We also braved the hordes to visit the Sistine Chapel, traipsing through halls and galleries to be disgorged under its ceiling. We sat at the side to catch our breath and our senses, and gradually Leonardo’s images took shape. First to attract you is the touching of fingers as God breathes life into Adam. As you settle back to ease the crick in your neck you begin to contemplate Michaelangelo’s monumental Last Judgment which fills the whole of the chapel’s altar wall, gradually disinterring the story and identifying those souls of are being cast into hell and the smaller number who are allowed to escape to heaven.

Monumental and breathtaking, it is almost beyond words. Almost overlooked among these profound creations are three scenes by Botticelli on the side walls, each exquisite and characteristic of the third genius to be savoured in this awe-inspiring space.

The Vatican Museum has another Caravaggio and in St Peter’s itself is Michelangelo’s intensely delicate Pieta, bringing you to close tears as you contemplate Mary cradling the body of Christ (image below).

We discovered another sculptor in Rome, Gian Lorenzo Bernini – admitting now that we had only bare knowledge of him before, even though he was as radical as Caravaggio in creating the new Baroque style of sculpture.

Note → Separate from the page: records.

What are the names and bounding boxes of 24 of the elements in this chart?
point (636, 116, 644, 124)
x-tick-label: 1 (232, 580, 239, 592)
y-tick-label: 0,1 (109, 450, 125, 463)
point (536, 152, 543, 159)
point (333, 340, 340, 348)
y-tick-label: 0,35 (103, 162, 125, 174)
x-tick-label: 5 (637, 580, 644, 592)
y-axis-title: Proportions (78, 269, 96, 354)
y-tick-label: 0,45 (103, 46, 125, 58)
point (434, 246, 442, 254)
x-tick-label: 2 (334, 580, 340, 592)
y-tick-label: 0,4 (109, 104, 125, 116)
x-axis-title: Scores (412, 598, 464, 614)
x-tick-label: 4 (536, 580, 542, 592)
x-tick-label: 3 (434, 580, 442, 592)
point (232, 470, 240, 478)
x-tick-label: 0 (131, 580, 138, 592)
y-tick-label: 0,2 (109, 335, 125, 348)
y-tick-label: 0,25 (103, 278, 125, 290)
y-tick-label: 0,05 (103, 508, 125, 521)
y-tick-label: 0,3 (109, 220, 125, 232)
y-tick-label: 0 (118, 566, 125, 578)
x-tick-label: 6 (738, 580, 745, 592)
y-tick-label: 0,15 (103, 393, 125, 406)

His statues are everywhere, from the Spanish Steps to St Peter’s at the Vatican, and he was an architect too, designing St Peter’s Square itself. There is a dramatic pairing at the Galleria Doria Pamphilj (three Caravaggios), where his sculpture of Pope Innocent X sits in the same room as the renowned Velazquez portrait of the same man – yet another example of the artistic treasure-trove that Rome offers.

We ate well, of course, savouring the thin-pastry Roman pizzas, the pasticcerias and the gelateria, with their myriad flavours of home-made ice cream. And Rome would not have been Rome without a street demonstration: an enormous procession of climate change protestors, with the environmentalists at the front and a highly disciplined contingent of the Italian Communist Party, red flags to the fore, bringing up the rear (image below). Since it was the day of the one-million plus anti-Brexit march in London, with marched with them for a few steps in an expression of solidarity.

The next day we headed home, aware that we had barely scratched Rome’s surface, and vowing to return.